US ban on larger electronics devices starts


Staff Report

Dubai: US ban on larger electronic devices including laptops and tablets started from Saturday.

Dubai International airport and its flag carrier Emirates started implementing a ban on laptops and tablets on direct flights to the US.

More than one million people are expected to pass through the busiest international airport as the Dubai witnesses UAE spring break, Dubai Airports’ senior vice president for communications Anita Mehra has said.

It is estimated that 260,000 travellers will pass through each day from Friday through Monday. Dubai International Airport expects 89 million passengers this year.

The United States announced a ban on all electronics larger than a standard smartphone on board direct flights out of eight countries across the Middle East. Travellers using 10 airports across the Middle East and North Africa are subject to the ban.

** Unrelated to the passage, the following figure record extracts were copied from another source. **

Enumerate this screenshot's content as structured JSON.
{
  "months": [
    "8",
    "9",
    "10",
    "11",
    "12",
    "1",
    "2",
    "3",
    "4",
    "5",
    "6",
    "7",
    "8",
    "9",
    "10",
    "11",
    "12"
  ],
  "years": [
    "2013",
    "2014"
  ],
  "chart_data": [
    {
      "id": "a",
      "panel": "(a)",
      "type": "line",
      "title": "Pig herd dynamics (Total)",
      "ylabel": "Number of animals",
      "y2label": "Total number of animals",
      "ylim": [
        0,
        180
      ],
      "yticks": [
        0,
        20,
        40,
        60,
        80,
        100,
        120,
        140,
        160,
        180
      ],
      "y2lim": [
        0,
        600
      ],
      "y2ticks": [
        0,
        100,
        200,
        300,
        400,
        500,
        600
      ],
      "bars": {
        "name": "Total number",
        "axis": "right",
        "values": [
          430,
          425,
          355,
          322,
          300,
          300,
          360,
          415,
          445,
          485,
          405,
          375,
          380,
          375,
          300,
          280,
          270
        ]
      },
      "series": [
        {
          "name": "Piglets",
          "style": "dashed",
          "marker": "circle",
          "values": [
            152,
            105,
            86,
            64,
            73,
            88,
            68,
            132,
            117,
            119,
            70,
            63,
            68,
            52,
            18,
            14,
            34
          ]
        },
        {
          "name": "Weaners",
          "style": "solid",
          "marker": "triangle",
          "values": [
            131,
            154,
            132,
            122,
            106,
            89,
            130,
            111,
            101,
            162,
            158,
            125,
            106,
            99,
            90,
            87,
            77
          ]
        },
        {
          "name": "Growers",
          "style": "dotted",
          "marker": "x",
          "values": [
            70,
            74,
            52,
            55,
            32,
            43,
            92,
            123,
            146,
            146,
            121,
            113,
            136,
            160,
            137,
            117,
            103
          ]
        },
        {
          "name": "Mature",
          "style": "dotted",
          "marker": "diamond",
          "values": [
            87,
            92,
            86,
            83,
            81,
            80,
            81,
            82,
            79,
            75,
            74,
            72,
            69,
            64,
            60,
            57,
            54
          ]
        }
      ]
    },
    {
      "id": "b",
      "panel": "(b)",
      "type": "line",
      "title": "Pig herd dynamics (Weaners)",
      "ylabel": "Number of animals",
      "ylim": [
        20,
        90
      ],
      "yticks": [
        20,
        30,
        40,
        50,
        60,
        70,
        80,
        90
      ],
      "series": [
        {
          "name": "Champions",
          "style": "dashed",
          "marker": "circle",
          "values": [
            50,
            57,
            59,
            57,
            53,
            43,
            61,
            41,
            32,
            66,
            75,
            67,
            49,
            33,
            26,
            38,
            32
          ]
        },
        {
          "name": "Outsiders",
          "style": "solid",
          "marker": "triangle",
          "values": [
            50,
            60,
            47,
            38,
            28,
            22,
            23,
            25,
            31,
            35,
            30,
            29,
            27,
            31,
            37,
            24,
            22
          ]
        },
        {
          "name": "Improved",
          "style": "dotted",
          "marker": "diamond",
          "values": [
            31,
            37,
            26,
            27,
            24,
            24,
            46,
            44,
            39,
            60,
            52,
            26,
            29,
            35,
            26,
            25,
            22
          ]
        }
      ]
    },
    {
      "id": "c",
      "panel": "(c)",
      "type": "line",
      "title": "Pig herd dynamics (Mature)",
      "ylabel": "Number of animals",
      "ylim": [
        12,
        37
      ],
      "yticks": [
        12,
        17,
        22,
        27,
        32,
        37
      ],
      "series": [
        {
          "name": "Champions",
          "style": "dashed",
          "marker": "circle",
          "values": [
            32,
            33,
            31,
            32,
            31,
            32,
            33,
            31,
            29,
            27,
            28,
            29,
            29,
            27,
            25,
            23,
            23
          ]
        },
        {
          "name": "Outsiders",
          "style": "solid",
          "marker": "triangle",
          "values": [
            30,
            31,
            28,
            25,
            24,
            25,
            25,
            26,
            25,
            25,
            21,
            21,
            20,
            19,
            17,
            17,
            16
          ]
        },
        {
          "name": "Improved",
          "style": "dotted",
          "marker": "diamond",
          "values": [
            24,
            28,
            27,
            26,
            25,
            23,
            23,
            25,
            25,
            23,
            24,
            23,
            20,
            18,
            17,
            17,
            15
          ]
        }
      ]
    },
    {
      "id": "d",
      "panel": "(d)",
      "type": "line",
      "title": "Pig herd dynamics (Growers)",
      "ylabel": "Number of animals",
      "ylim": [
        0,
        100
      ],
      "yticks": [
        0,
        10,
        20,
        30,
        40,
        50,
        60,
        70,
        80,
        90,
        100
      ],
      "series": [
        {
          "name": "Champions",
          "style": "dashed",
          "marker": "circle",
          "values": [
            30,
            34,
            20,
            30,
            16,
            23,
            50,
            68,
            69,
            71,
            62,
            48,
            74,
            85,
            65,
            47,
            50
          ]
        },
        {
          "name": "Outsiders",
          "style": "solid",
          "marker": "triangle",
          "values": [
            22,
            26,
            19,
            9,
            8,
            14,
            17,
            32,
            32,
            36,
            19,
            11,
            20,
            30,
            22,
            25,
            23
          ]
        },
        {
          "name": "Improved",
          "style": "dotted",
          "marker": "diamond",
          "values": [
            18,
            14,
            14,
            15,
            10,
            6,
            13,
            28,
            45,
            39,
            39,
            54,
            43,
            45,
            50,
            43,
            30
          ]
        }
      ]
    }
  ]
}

The ban also covers all electronics sold at Dubai Duty Free, Dubai Airports CEO Paul Griffiths told local radio earlier this week.

Emirates airline operates 18 flights daily to the United States out of Dubai. In an attempt to appease its customers, the airline announced it would be offering complimentary packing and shipping services at gates to enable passengers to use their electronic devices after check-in and until boarding.

On Saturday, a number of flights out of Dubai and Abu Dhabi airports were delayed due to thunderstorms, including an Emirates flight to Houston.

The US ban affects nine airlines from eight countries: Turkey, Morocco, Jordan, Egypt, the United Arab Emirates, Qatar, Saudi Arabia and Kuwait.

Britain has also announced a parallel ban, effective Saturday, targeting all flights out of Egypt, Turkey, Jordan, Saudi Arabia, Tunisia and Lebanon.

Abu Dhabi, home to UAE national carrier Etihad Airways, is one of the few international airports with a US Customs and Border Protection Facility, which processes immigration and customs inspections before departure.